George Robinson

Corporal George Robinson of Portadown, Co. Armagh was captured while serving in 2nd Battalion, Special Air Service during Operation LOYTON in France in 1944.

Lance Corporal

George Robinson


Lance Corporal George Robinson (884882) served in A Squadron, 2nd Battalion, Special Air Service Regiment, Army Air Corps during the Second World War. He was the son of the late Hugh Robinson and Mrs. Robinson of 133 Bridge Street, Portadown, Co. Armagh.

George enlisted in the army in 1938 aged 18 years old. Before joining the Special Air Service Regiment, Robinson had served as a gunner in the Royal Artillery seeing action in Malta, North Africa and Italy. In March 1944, he spent 14 days in his hometown while on leave.

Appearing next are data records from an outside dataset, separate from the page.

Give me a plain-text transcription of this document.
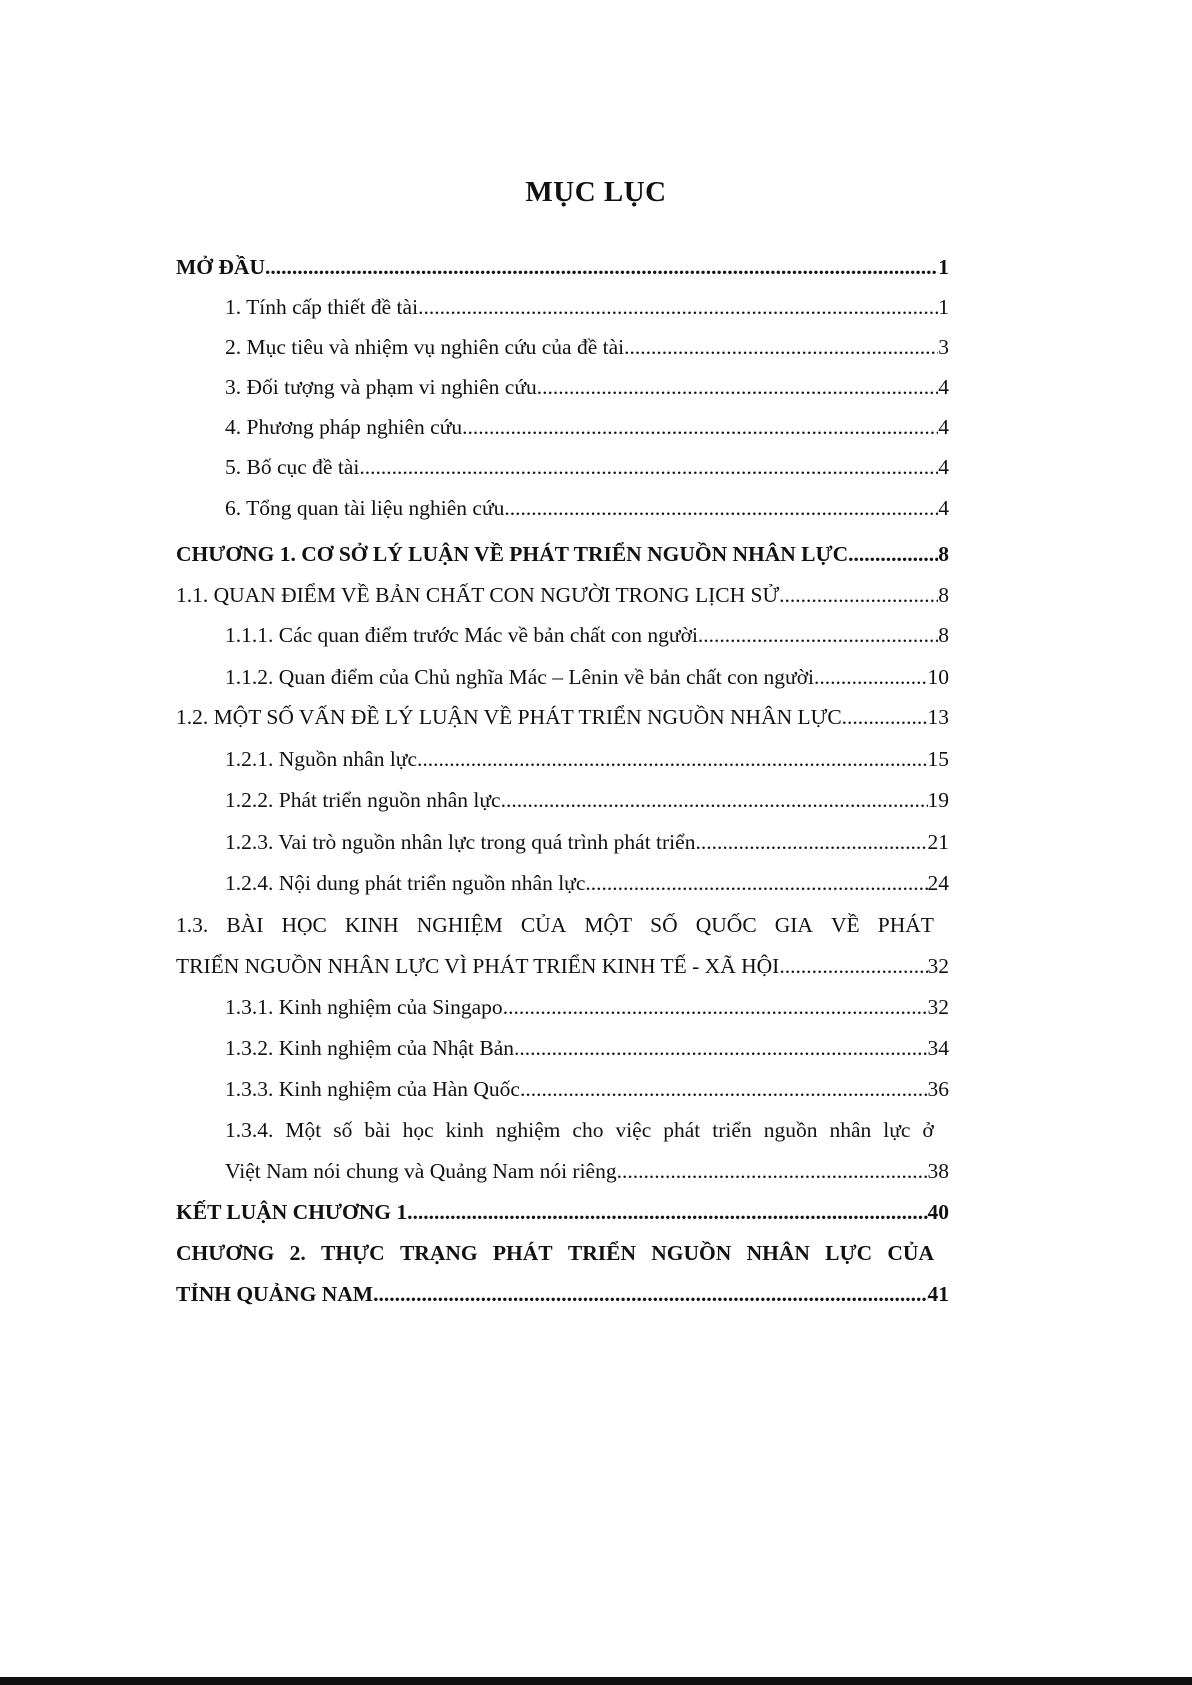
MỤC LỤC
MỞ ĐẦU .....	1
1. Tính cấp thiết đề tài .....	1
2. Mục tiêu và nhiệm vụ nghiên cứu của đề tài .....	3
3. Đối tượng và phạm vi nghiên cứu .....	4
4. Phương pháp nghiên cứu .....	4
5. Bố cục đề tài .....	4
6. Tổng quan tài liệu nghiên cứu .....	4
CHƯƠNG 1. CƠ SỞ LÝ LUẬN VỀ PHÁT TRIỂN NGUỒN NHÂN LỰC .....	8
1.1. QUAN ĐIỂM VỀ BẢN CHẤT CON NGƯỜI TRONG LỊCH SỬ .....	8
1.1.1. Các quan điểm trước Mác về bản chất con người .....	8
1.1.2. Quan điểm của Chủ nghĩa Mác – Lênin về bản chất con người .....	10
1.2. MỘT SỐ VẤN ĐỀ LÝ LUẬN VỀ PHÁT TRIỂN NGUỒN NHÂN LỰC .....	13
1.2.1. Nguồn nhân lực .....	15
1.2.2. Phát triển nguồn nhân lực .....	19
1.2.3. Vai trò nguồn nhân lực trong quá trình phát triển .....	21
1.2.4. Nội dung phát triển nguồn nhân lực .....	24
1.3. BÀI HỌC KINH NGHIỆM CỦA MỘT SỐ QUỐC GIA VỀ PHÁT
TRIỂN NGUỒN NHÂN LỰC VÌ PHÁT TRIỂN KINH TẾ - XÃ HỘI .....	32
1.3.1. Kinh nghiệm của Singapo .....	32
1.3.2. Kinh nghiệm của Nhật Bản .....	34
1.3.3. Kinh nghiệm của Hàn Quốc .....	36
1.3.4. Một số bài học kinh nghiệm cho việc phát triển nguồn nhân lực ở
Việt Nam nói chung và Quảng Nam nói riêng .....	38
KẾT LUẬN CHƯƠNG 1 .....	40
CHƯƠNG 2. THỰC TRẠNG PHÁT TRIỂN NGUỒN NHÂN LỰC CỦA
TỈNH QUẢNG NAM .....	41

Lance Corporal Robinson died on 16th October 1944 aged 24 years old, killed by members of the Waffen S.S. having been captured during Operation LOYTON near La Grande-Fosse, France.

Mrs. Robinson, 133 Bridge St., Portadown, has been informed by the War Office that following full inquiries and close investigation made on the continent it must now be concluded that her son, Corporal George Robinson, of the 2nd Special Air Service Regiment, Army Air Corps, died after capture by the enemy in October 1944.

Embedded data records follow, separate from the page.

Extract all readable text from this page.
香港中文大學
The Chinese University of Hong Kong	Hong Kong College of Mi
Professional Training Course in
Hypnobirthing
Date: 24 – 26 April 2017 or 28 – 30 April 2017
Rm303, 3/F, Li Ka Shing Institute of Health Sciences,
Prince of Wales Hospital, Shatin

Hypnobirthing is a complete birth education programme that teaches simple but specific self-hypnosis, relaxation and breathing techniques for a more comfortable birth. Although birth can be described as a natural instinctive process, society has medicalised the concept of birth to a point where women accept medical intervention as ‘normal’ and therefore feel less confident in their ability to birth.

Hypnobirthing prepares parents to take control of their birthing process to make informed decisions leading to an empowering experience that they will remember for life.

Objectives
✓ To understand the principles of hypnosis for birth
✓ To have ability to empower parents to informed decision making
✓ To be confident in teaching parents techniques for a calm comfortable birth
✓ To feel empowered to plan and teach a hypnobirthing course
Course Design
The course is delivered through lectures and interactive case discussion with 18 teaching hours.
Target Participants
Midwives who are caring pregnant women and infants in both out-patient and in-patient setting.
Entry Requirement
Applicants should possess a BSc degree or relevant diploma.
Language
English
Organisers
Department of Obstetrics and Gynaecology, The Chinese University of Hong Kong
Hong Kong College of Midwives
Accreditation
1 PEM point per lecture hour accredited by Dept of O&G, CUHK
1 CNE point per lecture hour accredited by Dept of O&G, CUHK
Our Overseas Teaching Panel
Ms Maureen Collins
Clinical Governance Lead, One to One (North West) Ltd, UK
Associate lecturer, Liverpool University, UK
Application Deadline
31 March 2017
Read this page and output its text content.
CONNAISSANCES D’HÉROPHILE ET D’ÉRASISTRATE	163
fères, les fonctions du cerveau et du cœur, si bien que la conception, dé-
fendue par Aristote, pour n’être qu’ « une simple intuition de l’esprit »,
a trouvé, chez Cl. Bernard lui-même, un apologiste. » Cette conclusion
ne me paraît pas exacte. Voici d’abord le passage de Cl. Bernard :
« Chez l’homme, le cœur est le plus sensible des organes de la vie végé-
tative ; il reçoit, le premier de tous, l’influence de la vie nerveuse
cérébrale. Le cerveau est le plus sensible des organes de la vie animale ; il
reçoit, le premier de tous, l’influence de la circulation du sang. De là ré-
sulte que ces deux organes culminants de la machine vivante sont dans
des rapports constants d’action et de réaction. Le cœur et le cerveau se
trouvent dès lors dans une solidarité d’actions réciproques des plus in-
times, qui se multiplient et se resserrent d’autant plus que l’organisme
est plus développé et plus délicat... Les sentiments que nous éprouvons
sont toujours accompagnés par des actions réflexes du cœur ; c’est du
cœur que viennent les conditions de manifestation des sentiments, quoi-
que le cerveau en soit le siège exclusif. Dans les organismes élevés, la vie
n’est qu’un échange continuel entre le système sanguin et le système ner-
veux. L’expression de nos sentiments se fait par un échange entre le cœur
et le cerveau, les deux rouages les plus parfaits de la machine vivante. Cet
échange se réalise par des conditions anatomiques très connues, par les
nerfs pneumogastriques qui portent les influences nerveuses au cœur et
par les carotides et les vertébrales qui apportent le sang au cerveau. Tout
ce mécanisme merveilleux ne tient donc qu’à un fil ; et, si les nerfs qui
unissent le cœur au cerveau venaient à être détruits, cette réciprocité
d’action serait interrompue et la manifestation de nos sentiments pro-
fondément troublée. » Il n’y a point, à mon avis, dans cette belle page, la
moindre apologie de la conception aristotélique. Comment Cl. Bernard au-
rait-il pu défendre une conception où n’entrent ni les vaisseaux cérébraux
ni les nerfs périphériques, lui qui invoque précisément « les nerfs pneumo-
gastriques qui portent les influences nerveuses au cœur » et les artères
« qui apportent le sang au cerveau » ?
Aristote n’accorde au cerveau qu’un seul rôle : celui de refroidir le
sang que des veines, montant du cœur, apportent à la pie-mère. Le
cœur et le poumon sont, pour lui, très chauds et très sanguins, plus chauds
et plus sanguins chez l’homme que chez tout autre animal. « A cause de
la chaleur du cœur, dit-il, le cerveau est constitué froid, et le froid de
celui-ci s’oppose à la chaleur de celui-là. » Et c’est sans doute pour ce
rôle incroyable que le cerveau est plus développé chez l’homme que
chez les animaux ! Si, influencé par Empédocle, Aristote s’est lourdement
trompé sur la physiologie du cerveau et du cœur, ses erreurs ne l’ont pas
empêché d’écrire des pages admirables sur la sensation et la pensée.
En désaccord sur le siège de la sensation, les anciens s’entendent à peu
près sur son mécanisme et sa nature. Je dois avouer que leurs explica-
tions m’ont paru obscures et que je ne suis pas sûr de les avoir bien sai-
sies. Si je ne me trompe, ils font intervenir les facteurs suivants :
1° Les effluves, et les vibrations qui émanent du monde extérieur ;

Neither the precise circumstances nor the exact date of his death are at present known, stated the War Office letter, but from evidence obtained by an officer sent to investigate what happened to Cpl. Robinson and his comrades2, it was presumed they were shot after capture and that death occurred on or shortly after 16th October 1944.

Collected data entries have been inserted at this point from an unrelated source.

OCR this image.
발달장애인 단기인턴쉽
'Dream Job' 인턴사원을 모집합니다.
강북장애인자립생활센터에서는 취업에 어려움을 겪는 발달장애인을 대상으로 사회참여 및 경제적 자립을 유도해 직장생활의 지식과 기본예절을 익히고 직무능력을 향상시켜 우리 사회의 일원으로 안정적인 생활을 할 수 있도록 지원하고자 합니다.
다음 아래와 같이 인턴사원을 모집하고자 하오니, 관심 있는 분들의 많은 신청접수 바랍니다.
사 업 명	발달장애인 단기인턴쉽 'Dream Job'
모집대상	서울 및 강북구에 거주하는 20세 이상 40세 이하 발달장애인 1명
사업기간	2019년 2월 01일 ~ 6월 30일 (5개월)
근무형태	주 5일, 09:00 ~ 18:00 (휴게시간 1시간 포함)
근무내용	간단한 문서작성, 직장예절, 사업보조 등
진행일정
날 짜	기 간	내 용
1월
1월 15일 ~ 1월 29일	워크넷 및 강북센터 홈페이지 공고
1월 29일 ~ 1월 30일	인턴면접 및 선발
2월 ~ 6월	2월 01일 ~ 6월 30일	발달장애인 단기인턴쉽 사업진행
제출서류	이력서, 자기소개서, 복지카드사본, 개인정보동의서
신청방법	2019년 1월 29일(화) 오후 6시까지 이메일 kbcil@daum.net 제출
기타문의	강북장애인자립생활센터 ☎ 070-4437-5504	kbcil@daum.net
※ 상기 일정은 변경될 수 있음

In a further letter from Lieut.-Col. B.M.F. Franks D.S.O., M.C., who last saw Cpl. Robinson on the night of 6th October, it is stated that inquiries would indicate that the rescue party, in which Robinson was taking part (he had been dropped by parachute into the area of the Vosges, France, at the end of August 1944), ran into a German patrol and were captured on 7th October. Robinson had been traced to a camp at Scirmech [sic], in Alsace, but of what subsequently happened, there is no information.

The officer, in his letter to Mrs. Robinson, said he did not hold out any hopes of her son’s survival, particularly in view of the fact that others who were captured in similar circumstances had been definitely identified as killed.

The letter concluded: “I cannot tell you how sorry I am to have to break this news to you, and I send you my most sincere sympathy, and, indeed, that of all the regiment, who knew your son and looked up to him as a fine and courageous soldier. You will not hear any further from the War Office, as at present his death is not official and will, therefore, continue to be shown as ‘missing’.

Lance Corporal Robinson’s grave is in Section 3, Row K, Grave 3 of Durnbach War Cemetery, Germany. His name is on the Portadown War Memorial, Portadown, Co. Armagh.